Im Vorlauf und während der Wahlen 2012 gab es auch unglaublich viele Demonstrationen, vor allem aufgrund der umstrittenen Kandidatur des scheidenden Präsidenten Abdoulaye Wade. Die Opposition und viele Bürger*innen fanden in der Bewegung Y’en a marre („Wir haben es satt“) ihr Sprachrohr.

Sunu 2012 war mit vor Ort, postete live auf Facebook und anderen Kanälen und informierte somit die ganze Welt über das Geschehen in Senegal. Wir statteten hunderte junge Senegales*innen mit Handys aus und verteilten sie auf unterschiedliche Wahllokale, um den Prozess zu überwachen und die Ergebnisse aufzuzeichnen. In unserem Hauptquartier in Dakar sammelten und bündelten wir die Informationen. So war es möglich, dass wir die vorläufigen Ergebnisse – bzw. zumindest einen Trend – am Wahltag bereits um 21 Uhr senden konnten. Aus internen Kreisen wissen wir, dass unsere Nachricht zum vorläufigen Ergebnis die Grundlage dafür war, dass der scheidende Präsident Wade seinen Gegner Macky Sall anrief, um ihm zum Sieg zu gratulieren. Dank unserer Arbeit konnten auch die traditionellen Medien, vor allem die Fernsehsender, die Ergebnisse in Echtzeit übertragen.

Du bist auch Mitbegründer des panafrikanischen Netzwerks von Online-Aktivist*innen und Blogger*innen, Africtivistes.

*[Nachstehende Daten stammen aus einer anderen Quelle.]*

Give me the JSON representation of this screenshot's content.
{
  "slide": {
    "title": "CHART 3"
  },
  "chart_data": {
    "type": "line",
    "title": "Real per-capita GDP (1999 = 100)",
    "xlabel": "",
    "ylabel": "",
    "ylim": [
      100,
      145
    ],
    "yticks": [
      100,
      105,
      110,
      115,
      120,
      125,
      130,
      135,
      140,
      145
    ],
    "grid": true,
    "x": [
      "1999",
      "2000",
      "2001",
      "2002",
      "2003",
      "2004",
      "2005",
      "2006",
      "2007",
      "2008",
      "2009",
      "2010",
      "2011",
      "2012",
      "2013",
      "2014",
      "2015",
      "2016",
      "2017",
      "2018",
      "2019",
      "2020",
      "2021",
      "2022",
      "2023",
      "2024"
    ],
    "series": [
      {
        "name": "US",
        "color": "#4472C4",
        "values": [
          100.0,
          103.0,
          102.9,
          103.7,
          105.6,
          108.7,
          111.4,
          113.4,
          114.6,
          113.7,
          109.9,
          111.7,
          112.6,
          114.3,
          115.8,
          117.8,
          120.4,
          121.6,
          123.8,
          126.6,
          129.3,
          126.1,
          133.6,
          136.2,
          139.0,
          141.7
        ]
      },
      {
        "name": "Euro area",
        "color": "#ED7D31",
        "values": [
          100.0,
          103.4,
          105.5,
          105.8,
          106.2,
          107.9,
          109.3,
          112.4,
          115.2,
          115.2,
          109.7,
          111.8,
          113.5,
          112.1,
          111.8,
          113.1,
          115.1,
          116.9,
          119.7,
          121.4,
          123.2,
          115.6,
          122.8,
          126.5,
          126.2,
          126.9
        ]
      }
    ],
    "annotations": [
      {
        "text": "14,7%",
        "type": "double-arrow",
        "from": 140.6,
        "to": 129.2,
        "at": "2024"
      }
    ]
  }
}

War der Erfolg von Sunu 2012 auch eine Art Startschuss für dieses Netzwerk?

Nach dem Erfolg von Sunu 2012 wurde ich in mehrere afrikanische Länder eingeladen, um die senegalesischen Erfahrungen mit der Revolution und dem Monitoring der Präsidentschaftswahlen durch die Bürger*innen zu teilen. Viele junge Leute, die ich traf, ob in Guinea, Mali, der Elfenbeinküste, Benin, Togo oder anderswo, äußerten den Wunsch, bei sich im Land dasselbe zu tun. Sie alle wollten das von mir mit einer Open-Source-Lizenz kostenlos angebotene, frei zu kodierende Modell Sunu 2012 nachbauen. Ich habe die jungen Leute dabei unterstützt, ihre Netzwerke aufzubauen und Bürgerinitiativen zu gründen. So entstanden zum Beispiel: „Guinea vote", „Mali vote", „Benin vote", „Burkina vote", „Togo vote" und viele andere Initiativen.

Das große Interesse der jungen Leute zeigte mir, dass der Wunsch nach politischem Wandel und Mitbestimmung groß ist, gleichzeitig aber auch Angst vorherrschte, weil viele von ihnen unter sehr restriktiven Regimen lebten. Also fragte ich mich: Was bringt es jungen Leuten, Netzwerke zu bilden und Initiativen zu gründen, wenn es ihnen am Ende an der für die Umsetzung erforderlichen Freiheit mangelt? So entstand die Idee eines panafrikanischen Netzwerks, das alle jungen politischen „Change Agents“ des digitalen Bereichs (Blogger*innen, Programmierer*innen etc.) zusammenbringt. 2015 wurde bei einem Gipfeltreffen in Dakar mit 150 Teilnehmenden aus unterschiedlichen afrikanischen Ländern Africtivistes ins Leben gerufen.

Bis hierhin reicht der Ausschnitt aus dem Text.